Fossilised footprints discovered in New Mexico indicate that early humans were walking across North America around 23,000 years ago, researchers reported Thursday.
The footprints were found during a dry lake bottom in White Sands park , first spotted in 2009 by a park manager. Scientists at the US Geological Survey recently analysed seeds stuck within the footprints to work out their approximate age, starting from around 22,800 and 21,130 years ago.
Most scientists believe ancient migration came by way of a now-submerged land bridge that connected Asia to Alaska. supported various evidence — including stone tools, fossil bones and genetic analysis — other researchers have offered a variety of possible dates for human arrival within the Americas, from 13,000 to 26,000 years ago or more.

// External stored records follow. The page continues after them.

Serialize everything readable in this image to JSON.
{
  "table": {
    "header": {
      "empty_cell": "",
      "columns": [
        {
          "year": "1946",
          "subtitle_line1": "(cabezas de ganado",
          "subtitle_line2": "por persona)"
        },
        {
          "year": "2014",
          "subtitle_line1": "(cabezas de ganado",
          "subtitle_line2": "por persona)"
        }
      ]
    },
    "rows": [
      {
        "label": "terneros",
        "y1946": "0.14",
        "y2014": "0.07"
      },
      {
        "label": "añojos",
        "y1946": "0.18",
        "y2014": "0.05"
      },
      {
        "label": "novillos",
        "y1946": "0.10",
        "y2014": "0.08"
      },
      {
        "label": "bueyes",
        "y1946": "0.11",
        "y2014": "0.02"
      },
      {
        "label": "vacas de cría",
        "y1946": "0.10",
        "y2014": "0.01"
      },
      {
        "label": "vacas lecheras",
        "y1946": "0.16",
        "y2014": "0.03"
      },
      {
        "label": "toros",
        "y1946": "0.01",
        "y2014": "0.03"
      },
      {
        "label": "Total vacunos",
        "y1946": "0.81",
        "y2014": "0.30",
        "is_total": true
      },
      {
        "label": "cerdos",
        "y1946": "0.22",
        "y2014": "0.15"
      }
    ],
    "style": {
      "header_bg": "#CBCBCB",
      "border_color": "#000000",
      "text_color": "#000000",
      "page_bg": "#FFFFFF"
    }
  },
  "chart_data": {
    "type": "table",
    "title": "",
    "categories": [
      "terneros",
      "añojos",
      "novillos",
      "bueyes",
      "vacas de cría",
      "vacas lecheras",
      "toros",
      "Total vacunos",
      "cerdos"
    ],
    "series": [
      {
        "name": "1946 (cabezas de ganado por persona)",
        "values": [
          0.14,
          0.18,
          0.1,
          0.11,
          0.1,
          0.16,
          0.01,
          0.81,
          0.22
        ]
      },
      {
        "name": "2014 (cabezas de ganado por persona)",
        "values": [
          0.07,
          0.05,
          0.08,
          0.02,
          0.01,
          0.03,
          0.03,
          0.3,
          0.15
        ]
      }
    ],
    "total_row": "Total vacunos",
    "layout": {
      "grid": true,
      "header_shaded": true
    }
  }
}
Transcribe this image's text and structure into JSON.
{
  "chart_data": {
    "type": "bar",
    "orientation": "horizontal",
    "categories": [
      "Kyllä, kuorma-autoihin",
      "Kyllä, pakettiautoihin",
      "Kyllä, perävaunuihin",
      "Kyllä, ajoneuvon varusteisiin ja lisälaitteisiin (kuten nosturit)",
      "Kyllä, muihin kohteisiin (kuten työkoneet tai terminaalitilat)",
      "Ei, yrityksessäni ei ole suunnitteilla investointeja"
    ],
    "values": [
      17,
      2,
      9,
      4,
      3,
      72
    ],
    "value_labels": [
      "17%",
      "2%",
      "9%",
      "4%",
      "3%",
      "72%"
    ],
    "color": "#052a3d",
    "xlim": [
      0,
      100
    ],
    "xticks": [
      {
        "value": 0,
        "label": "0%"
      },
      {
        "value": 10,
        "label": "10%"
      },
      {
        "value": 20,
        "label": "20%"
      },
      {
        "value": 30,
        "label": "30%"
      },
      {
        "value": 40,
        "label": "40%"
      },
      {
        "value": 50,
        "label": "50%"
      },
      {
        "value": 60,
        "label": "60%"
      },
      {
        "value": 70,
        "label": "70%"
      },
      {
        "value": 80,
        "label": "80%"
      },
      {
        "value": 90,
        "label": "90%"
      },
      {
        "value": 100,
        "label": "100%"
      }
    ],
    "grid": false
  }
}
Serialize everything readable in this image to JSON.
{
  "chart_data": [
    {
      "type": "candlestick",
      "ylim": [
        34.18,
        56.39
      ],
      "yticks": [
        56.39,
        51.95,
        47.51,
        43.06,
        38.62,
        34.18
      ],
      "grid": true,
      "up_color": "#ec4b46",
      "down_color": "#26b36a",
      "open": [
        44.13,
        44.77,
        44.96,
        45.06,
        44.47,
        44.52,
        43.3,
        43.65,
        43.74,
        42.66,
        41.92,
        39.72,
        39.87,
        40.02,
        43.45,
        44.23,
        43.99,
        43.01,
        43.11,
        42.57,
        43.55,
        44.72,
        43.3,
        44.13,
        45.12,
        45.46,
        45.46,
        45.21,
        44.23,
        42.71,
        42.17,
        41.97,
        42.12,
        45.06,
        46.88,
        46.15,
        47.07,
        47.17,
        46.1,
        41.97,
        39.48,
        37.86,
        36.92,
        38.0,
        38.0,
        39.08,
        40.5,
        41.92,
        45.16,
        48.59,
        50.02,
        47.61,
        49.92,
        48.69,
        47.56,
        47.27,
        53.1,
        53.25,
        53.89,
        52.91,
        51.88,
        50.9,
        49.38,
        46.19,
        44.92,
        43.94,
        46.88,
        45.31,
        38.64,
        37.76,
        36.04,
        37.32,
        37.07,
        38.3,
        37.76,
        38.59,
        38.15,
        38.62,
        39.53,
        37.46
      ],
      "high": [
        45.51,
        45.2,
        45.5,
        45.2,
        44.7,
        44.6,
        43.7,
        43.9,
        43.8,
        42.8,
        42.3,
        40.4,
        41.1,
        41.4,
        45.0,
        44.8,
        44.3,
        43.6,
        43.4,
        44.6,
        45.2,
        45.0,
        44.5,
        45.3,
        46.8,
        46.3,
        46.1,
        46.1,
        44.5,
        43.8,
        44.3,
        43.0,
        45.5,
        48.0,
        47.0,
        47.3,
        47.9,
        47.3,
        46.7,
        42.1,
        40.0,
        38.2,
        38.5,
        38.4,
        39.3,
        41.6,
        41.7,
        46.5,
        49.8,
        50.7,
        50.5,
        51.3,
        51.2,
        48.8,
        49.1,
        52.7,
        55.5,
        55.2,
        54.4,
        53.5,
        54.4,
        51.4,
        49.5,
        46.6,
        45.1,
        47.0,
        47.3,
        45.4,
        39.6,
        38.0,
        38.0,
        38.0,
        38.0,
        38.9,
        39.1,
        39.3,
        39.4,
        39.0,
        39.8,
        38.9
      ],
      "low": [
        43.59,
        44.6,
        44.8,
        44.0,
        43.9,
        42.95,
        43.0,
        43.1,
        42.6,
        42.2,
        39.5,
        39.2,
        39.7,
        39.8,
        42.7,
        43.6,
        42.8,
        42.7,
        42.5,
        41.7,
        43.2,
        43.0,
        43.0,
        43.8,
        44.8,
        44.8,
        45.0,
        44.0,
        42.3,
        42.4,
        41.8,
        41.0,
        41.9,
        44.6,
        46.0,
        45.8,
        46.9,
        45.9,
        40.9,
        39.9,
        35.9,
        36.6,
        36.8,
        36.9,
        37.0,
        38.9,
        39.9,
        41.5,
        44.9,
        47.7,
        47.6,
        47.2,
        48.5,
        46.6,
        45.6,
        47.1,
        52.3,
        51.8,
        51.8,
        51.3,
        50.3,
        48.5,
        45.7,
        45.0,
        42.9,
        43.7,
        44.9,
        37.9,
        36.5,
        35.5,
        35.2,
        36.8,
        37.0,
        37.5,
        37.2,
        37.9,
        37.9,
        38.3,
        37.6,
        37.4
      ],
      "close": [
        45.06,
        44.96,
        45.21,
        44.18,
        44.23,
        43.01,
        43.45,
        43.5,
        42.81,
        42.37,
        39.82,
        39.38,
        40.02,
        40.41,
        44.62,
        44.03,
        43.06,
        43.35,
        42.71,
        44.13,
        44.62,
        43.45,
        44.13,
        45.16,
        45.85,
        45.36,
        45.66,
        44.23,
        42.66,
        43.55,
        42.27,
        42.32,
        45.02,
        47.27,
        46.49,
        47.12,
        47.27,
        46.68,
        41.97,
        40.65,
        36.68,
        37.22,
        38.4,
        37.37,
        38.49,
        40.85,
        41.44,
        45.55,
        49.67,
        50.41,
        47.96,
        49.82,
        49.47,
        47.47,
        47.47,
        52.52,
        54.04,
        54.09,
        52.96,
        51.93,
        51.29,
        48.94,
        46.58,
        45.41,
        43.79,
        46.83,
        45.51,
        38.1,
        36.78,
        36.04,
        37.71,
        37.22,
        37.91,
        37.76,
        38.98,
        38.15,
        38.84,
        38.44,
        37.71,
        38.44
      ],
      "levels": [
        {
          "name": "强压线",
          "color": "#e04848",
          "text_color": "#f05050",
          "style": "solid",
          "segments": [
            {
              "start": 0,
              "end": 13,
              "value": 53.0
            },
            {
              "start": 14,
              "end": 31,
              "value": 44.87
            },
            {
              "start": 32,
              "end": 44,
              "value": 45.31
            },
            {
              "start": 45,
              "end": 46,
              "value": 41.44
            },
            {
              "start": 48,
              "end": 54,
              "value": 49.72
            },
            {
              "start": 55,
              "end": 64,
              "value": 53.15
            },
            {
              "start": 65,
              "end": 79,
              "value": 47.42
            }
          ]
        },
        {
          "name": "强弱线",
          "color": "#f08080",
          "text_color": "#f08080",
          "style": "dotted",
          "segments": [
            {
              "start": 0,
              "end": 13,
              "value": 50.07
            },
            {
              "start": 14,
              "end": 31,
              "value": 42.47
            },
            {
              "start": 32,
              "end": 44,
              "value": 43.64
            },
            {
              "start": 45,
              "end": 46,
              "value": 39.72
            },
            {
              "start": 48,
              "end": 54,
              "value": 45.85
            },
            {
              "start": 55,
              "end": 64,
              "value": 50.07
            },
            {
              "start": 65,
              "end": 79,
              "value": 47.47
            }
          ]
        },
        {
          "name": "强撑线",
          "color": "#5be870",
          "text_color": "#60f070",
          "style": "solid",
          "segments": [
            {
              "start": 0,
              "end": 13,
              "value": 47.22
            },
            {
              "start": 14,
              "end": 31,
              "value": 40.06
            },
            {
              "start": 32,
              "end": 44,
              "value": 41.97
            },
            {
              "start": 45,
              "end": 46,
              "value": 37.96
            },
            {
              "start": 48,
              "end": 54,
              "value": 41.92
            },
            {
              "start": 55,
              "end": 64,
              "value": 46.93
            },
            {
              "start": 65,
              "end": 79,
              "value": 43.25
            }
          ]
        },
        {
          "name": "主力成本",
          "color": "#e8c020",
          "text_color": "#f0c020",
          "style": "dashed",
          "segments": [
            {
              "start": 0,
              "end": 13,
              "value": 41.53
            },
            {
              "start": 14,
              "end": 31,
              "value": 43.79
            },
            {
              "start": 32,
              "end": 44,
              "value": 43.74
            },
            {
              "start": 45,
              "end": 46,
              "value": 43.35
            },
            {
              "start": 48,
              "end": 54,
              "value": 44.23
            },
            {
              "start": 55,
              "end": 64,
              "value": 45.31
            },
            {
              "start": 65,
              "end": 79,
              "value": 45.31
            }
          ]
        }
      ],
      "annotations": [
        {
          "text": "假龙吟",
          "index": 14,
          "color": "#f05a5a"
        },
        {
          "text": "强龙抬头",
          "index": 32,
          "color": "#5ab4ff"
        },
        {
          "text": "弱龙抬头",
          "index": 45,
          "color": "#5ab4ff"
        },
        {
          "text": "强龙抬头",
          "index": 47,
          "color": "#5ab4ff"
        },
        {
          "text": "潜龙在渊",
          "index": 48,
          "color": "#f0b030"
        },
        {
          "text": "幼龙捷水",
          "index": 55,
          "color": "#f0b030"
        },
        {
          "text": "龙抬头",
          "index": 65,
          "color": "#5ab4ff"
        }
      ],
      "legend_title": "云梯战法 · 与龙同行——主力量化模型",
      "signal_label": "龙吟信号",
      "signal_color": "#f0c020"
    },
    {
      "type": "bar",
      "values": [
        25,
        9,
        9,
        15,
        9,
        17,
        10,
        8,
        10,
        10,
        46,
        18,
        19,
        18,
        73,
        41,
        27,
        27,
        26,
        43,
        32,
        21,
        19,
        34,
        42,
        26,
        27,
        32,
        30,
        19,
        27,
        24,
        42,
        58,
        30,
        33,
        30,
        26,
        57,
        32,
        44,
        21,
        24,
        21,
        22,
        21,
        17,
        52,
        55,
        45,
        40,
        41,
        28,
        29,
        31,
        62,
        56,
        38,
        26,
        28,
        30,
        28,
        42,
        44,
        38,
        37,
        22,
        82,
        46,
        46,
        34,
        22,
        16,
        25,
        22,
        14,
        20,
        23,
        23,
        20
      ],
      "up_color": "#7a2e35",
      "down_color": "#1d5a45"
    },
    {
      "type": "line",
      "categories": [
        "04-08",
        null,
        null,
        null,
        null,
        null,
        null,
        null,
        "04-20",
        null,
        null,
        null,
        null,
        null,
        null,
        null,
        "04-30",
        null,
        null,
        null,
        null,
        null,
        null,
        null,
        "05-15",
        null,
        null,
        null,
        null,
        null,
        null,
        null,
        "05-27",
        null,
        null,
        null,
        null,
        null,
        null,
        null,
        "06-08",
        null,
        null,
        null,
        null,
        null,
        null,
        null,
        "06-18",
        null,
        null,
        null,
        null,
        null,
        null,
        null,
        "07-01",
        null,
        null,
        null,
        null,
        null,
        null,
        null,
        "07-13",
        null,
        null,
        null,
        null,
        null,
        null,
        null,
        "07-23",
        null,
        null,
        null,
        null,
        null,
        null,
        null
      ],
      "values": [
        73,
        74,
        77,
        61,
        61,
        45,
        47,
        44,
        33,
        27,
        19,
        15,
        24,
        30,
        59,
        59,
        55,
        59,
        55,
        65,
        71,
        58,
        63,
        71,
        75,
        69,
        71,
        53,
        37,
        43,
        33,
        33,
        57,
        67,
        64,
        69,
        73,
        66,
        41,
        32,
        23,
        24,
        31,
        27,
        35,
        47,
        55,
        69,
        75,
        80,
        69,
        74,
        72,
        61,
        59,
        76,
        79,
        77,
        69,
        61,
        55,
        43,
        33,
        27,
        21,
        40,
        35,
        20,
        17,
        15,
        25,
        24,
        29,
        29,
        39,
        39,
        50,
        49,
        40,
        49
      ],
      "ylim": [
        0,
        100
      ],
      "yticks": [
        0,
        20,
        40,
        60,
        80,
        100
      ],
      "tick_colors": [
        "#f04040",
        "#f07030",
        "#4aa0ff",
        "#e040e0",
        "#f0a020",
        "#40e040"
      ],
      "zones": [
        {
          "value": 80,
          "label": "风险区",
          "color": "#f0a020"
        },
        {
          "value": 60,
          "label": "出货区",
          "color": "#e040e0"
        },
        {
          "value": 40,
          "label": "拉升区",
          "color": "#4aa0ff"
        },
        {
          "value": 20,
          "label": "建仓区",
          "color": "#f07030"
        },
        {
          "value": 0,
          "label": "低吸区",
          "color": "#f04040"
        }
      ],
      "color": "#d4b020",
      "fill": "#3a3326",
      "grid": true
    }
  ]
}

The current study provides a more solid baseline for when humans definitely were in North America, although they might have arrived even earlier, the authors say. Fossil footprints are more indisputable and evidence than “cultural artifacts, modified bones, or other more conventional fossils,” they wrote.
What we present here is evidence of a firm time and site ,” they said.
Based on the dimensions of the footprints, researchers believe that a minimum of some were made by children and teenagers who lived during the last glacial period .
The research was published Thursday within the journal Science.
Earlier excavations in White Sands park have uncovered fossilized tracks left by a saber-toothed cat, dire wolf, Mammuthus columbi and other glacial period animals.